Наш отряд продвигался по извилистым дорогам, местами пересекая пшеничные поля и живописные холмы, обходя стороной любое жилье. К концу дня мы, наконец, добрались до подножия Везувия и оказались на дороге, которая тянулась через лес по склону горы в сторону города Помпеи. Пройдя по этой дороге около двух миль, наш проводник Клувиан свернул на тропу, уходившую вверх по склону среди густых зарослей орешника, мирта и дикой вишни. Тропа то начинала петлять между нагромождениями из белых скал, то углублялась в тенистые дебри — лавровые деревья, вязы и дикие маслины росли здесь на каждом шагу, увитые плющом и цветущими плетями ползучего левкоя.
Вдалеке, над лиловыми вершинами Апеннин, катилось по голубому небу раскаленное солнце, его горячие лучи, прорываясь сквозь густую завесу из ветвей, жгли нам лица и плечи, слепили глаза. Подъем становился все круче, а обступавшие нас скалы все мрачнее. Духота сменилась прохладой, царящей на вершине Везувия.

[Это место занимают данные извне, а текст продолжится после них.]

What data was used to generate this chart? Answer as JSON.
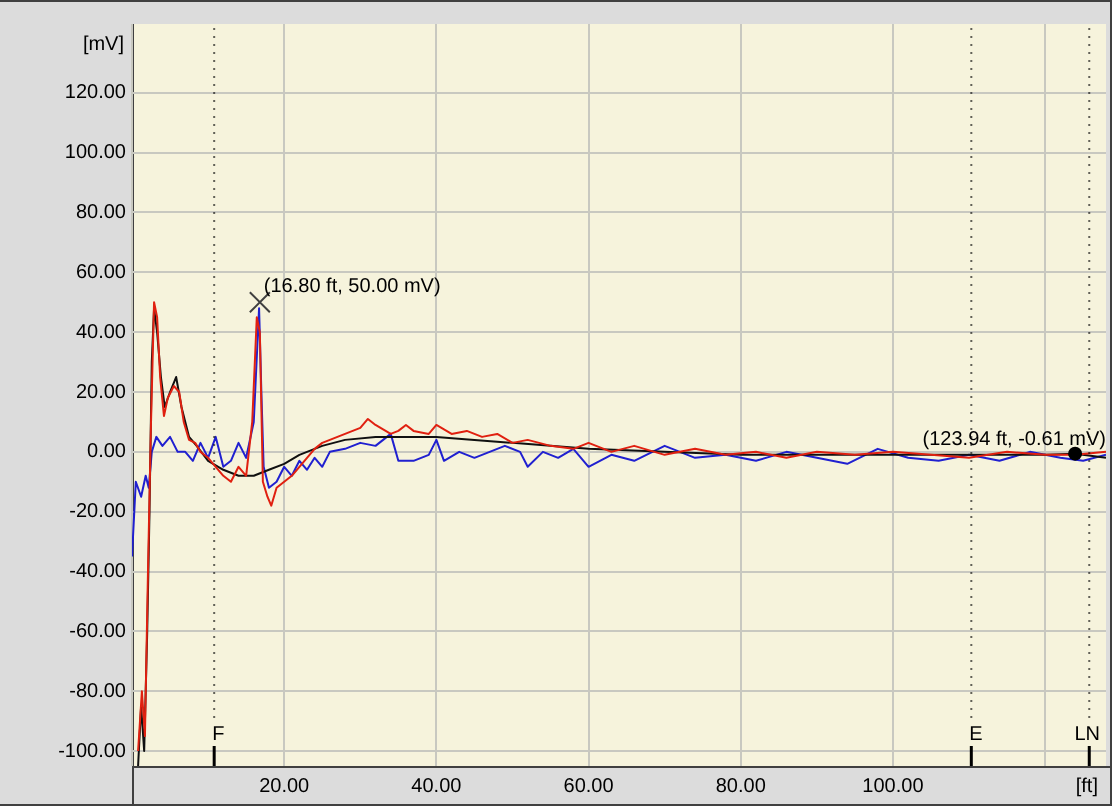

Преодолев за полтора часа трудности подъема, наш отряд, обремененный лошадьми с поклажей, добрался до широкой площадки, образованной застывшей вулканической лавой. Рядом возвышались, уходя в небесную синь, три острых заснеженных пика. Еще один снежный пик, самый высокий и величественный, вздымался за глубокой пропастью, заслоняя от нас свет солнца. Эта вулканическая площадка была расположена примерно на двести метров ниже главных вершин Везувия. С одной стороны от нее шла вниз по довольно крутому склону извилистая тропа. С другой стороны высились неприступные скалы. С третьей и четвертой сторон зияли обрывы, обрамленные бурыми, белыми и пепельно-серыми каменными пластами. С кромки обрыва открывался завораживающий вид на лесистые склоны Везувия, на залитые солнцем поля, луга, оливковые рощи и виноградники. Это были цветущие области Нолы и Нуцерии, тянувшиеся до зеленых склонов Апеннинских гор, видневшихся на горизонте.
Среди скал был обнаружен узкий и довольно глубокий грот, пройдя по которому можно было оказаться в пещере. Свет в эту пещеру проникал через расщелины, образовавшиеся в каменном своде. Через пещеру можно было выйти к обрыву на южной стороне верхней площадки, откуда были видны зеленые дали приморской равнины, стекающая с холмов река Сарн, город Помпеи на берегу реки и другой городок Стабии на морском побережье. Ультрамариновая гладь обширного Неаполитанского залива, замыкая горизонт на юго-западе, радовала глаз своей безбрежностью и простором, на котором изумрудными осколками выделялись острова близ дугообразного мыса Сиренусс.